1.1 The Community Terrestrial System Model: Facilitating the Transition of Land Model Research to Operations for Applications Spanning Weather to Climate

Monday, 13 January 2020: 8:30 AM
252A (Boston Convention and Exhibition Center)
Michael Barlage, NCAR, Boulder, CO; and D. Lawrence, N. Sobhani, and W. J. Sacks

Land surface models exist within a wide spectrum of complexity and have diverse user and developer communities. Historically, land model research at the National Center for Atmospheric Research (NCAR) has occurred in two separate and mostly-independent groups that focus respectively on climate and weather applications. Recently, an initiative commenced to unify NCAR’s land modeling efforts toward the development of a general terrestrial systems model (the Community Terrestrial System Model, or CTSM). CTSM integrates modeling approaches across multiple labs at NCAR and is suitable for use as the land modeling component in climate models, numerical weather prediction models, ecological models, hydrologic prediction frameworks, as well as turbulence-resolving large-eddy simulation models and simple 1D atmospheric boundary layer models for process-level land-atmosphere coupling investigations. One significant CTSM goal is to facilitate the transition of community land surface model research to operations.
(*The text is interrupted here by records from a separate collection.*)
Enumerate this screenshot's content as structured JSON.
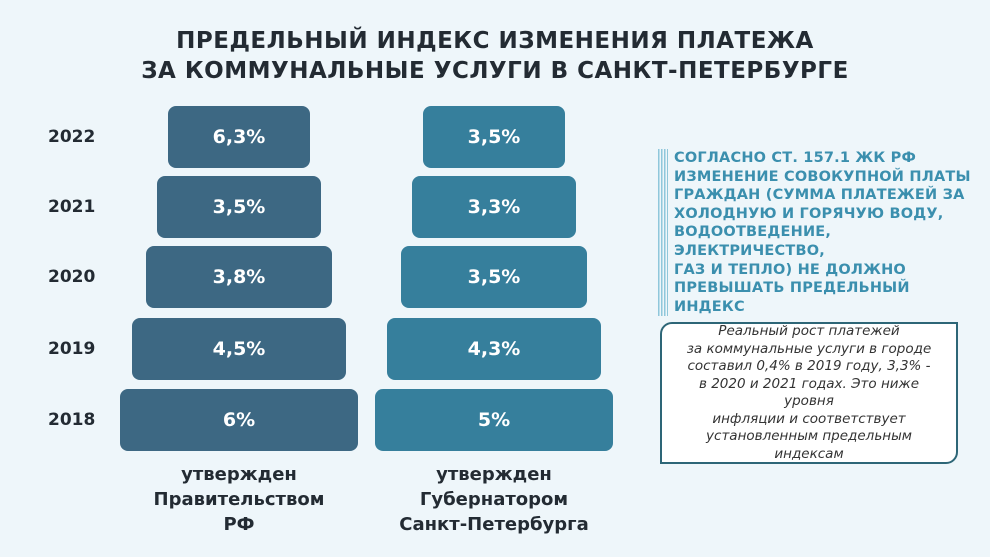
{
  "header": {
    "title_line1": "ПРЕДЕЛЬНЫЙ ИНДЕКС ИЗМЕНЕНИЯ ПЛАТЕЖА",
    "title_line2": "ЗА КОММУНАЛЬНЫЕ УСЛУГИ В САНКТ-ПЕТЕРБУРГЕ"
  },
  "chart_data": {
    "type": "bar",
    "categories": [
      "2022",
      "2021",
      "2020",
      "2019",
      "2018"
    ],
    "series": [
      {
        "name": "утвержден Правительством РФ",
        "values": [
          6.3,
          3.5,
          3.8,
          4.5,
          6
        ],
        "labels": [
          "6,3%",
          "3,5%",
          "3,8%",
          "4,5%",
          "6%"
        ]
      },
      {
        "name": "утвержден Губернатором Санкт-Петербурга",
        "values": [
          3.5,
          3.3,
          3.5,
          4.3,
          5
        ],
        "labels": [
          "3,5%",
          "3,3%",
          "3,5%",
          "4,3%",
          "5%"
        ]
      }
    ],
    "series_labels": [
      [
        "утвержден",
        "Правительством",
        "РФ"
      ],
      [
        "утвержден",
        "Губернатором",
        "Санкт-Петербурга"
      ]
    ],
    "colors": [
      "#3d6883",
      "#367f9c"
    ]
  },
  "notes": {
    "legal": [
      "СОГЛАСНО СТ. 157.1 ЖК РФ",
      "ИЗМЕНЕНИЕ СОВОКУПНОЙ ПЛАТЫ",
      "ГРАЖДАН (СУММА ПЛАТЕЖЕЙ ЗА",
      "ХОЛОДНУЮ И ГОРЯЧУЮ ВОДУ,",
      "ВОДООТВЕДЕНИЕ, ЭЛЕКТРИЧЕСТВО,",
      "ГАЗ И ТЕПЛО) НЕ ДОЛЖНО",
      "ПРЕВЫШАТЬ ПРЕДЕЛЬНЫЙ ИНДЕКС"
    ],
    "real_growth": [
      "Реальный рост платежей",
      "за коммунальные услуги в городе",
      "составил 0,4% в 2019 году, 3,3% -",
      "в 2020 и 2021 годах. Это ниже уровня",
      "инфляции и соответствует",
      "установленным предельным",
      "индексам"
    ]
  }
}
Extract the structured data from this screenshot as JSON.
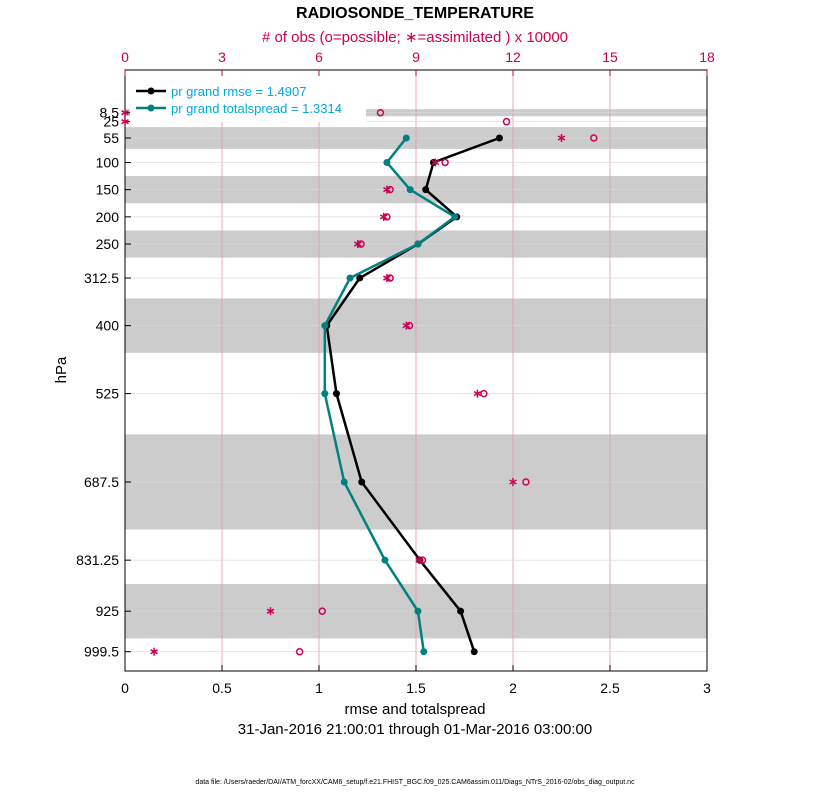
{
  "chart_data": {
    "type": "line",
    "title": "RADIOSONDE_TEMPERATURE",
    "top_axis_label": "# of obs (o=possible; ∗=assimilated ) x 10000",
    "xlabel": "rmse and totalspread",
    "ylabel": "hPa",
    "subtitle": "31-Jan-2016 21:00:01 through 01-Mar-2016 03:00:00",
    "footer": "data file: /Users/raeder/DAI/ATM_forcXX/CAM6_setup/f.e21.FHIST_BGC.f09_025.CAM6assim.011/Diags_NTrS_2016-02/obs_diag_output.nc",
    "xlim": [
      0,
      3
    ],
    "x_ticks": [
      "0",
      "0.5",
      "1",
      "1.5",
      "2",
      "2.5",
      "3"
    ],
    "x_tick_values": [
      0,
      0.5,
      1,
      1.5,
      2,
      2.5,
      3
    ],
    "top_xlim": [
      0,
      18
    ],
    "top_ticks": [
      "0",
      "3",
      "6",
      "9",
      "12",
      "15",
      "18"
    ],
    "top_tick_values": [
      0,
      3,
      6,
      9,
      12,
      15,
      18
    ],
    "levels": [
      8.5,
      25,
      55,
      100,
      150,
      200,
      250,
      312.5,
      400,
      525,
      687.5,
      831.25,
      925,
      999.5
    ],
    "level_labels": [
      "8.5",
      "25",
      "55",
      "100",
      "150",
      "200",
      "250",
      "312.5",
      "400",
      "525",
      "687.5",
      "831.25",
      "925",
      "999.5"
    ],
    "shaded_bands_hPa": [
      [
        2,
        15
      ],
      [
        35,
        75
      ],
      [
        125,
        175
      ],
      [
        225,
        275
      ],
      [
        350,
        450
      ],
      [
        600,
        775
      ],
      [
        875,
        975
      ]
    ],
    "y_top_hPa": -70,
    "y_bottom_hPa": 1035,
    "series": [
      {
        "name": "pr grand rmse = 1.4907",
        "color": "#000000",
        "levels": [
          55,
          100,
          150,
          200,
          250,
          312.5,
          400,
          525,
          687.5,
          831.25,
          925,
          999.5
        ],
        "values": [
          1.93,
          1.59,
          1.55,
          1.71,
          1.51,
          1.21,
          1.04,
          1.09,
          1.22,
          1.52,
          1.73,
          1.8
        ]
      },
      {
        "name": "pr grand totalspread = 1.3314",
        "color": "#008080",
        "levels": [
          55,
          100,
          150,
          200,
          250,
          312.5,
          400,
          525,
          687.5,
          831.25,
          925,
          999.5
        ],
        "values": [
          1.45,
          1.35,
          1.47,
          1.7,
          1.51,
          1.16,
          1.03,
          1.03,
          1.13,
          1.34,
          1.51,
          1.54
        ]
      }
    ],
    "obs_possible": {
      "marker": "o",
      "color": "#cc0055",
      "levels": [
        8.5,
        25,
        55,
        100,
        150,
        200,
        250,
        312.5,
        400,
        525,
        687.5,
        831.25,
        925,
        999.5
      ],
      "counts": [
        7.9,
        11.8,
        14.5,
        9.9,
        8.2,
        8.1,
        7.3,
        8.2,
        8.8,
        11.1,
        12.4,
        9.2,
        6.1,
        5.4
      ]
    },
    "obs_assimilated": {
      "marker": "*",
      "color": "#cc0055",
      "levels": [
        8.5,
        25,
        55,
        100,
        150,
        200,
        250,
        312.5,
        400,
        525,
        687.5,
        831.25,
        925,
        999.5
      ],
      "counts": [
        0.0,
        0.0,
        13.5,
        9.6,
        8.1,
        8.0,
        7.2,
        8.1,
        8.7,
        10.9,
        12.0,
        9.1,
        4.5,
        0.9
      ]
    },
    "legend_position": "top-left"
  }
}
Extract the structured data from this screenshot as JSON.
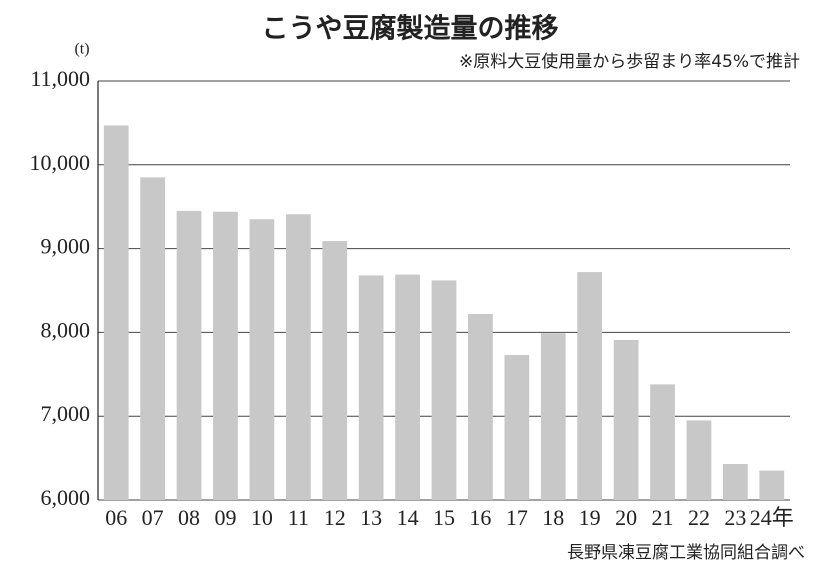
{
  "chart_data": {
    "type": "bar",
    "title": "こうや豆腐製造量の推移",
    "subtitle": "※原料大豆使用量から歩留まり率45%で推計",
    "y_unit": "(t)",
    "source": "長野県凍豆腐工業協同組合調べ",
    "categories": [
      "06",
      "07",
      "08",
      "09",
      "10",
      "11",
      "12",
      "13",
      "14",
      "15",
      "16",
      "17",
      "18",
      "19",
      "20",
      "21",
      "22",
      "23",
      "24年"
    ],
    "values": [
      10470,
      9850,
      9450,
      9440,
      9350,
      9410,
      9090,
      8680,
      8690,
      8620,
      8220,
      7730,
      7990,
      8720,
      7910,
      7380,
      6950,
      6430,
      6350
    ],
    "color": "#c8c8c8",
    "ylim": [
      6000,
      11000
    ],
    "yticks": [
      {
        "value": 6000,
        "label": "6,000"
      },
      {
        "value": 7000,
        "label": "7,000"
      },
      {
        "value": 8000,
        "label": "8,000"
      },
      {
        "value": 9000,
        "label": "9,000"
      },
      {
        "value": 10000,
        "label": "10,000"
      },
      {
        "value": 11000,
        "label": "11,000"
      }
    ],
    "grid": true
  }
}
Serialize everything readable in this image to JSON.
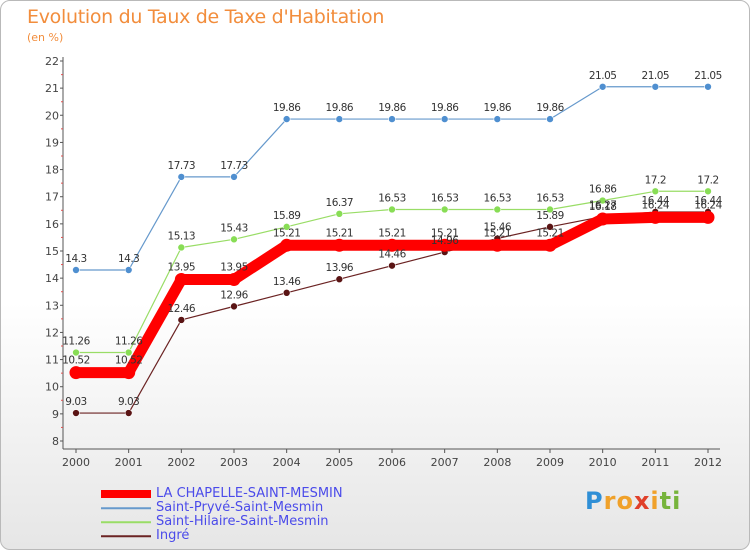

The CTSM computational infrastructure enables scientists throughout the land/hydrology/ecology community to work with the same code base. CTSM implementation entails restructuring the NCAR Community Land Model (the climate-application CLM) code in state-space form in conjunction with incorporating unique weather-application Noah-MP land model parameterizations. These changes both improve model robustness, and through modularization, make it easier to add new science capabilities. CTSM also leverages multiple sources of validation and benchmarking from the climate and weather communities. This CTSM unification effort will expedite community involvement in land model development, contribute to looking beyond the land surface model as a boundary condition by providing land surface process-level information to expanding user communities, and increase both atmospheric and land surface data assimilation.

CTSM introduces a modeling agility that allows the user community to choose an application-specific complexity from a single land model while promoting community advances in specific model processes through a more focused development environment. Recent advances have also included the coupling of CTSM to a generic atmospheric model through the Lightweight Infrastructure for Land-Atmosphere Coupling (LILAC). The specific case of coupling CTSM with the Weather Research and Forecasting (WRF) model will be shown and contrasted with existing WRF land surface models.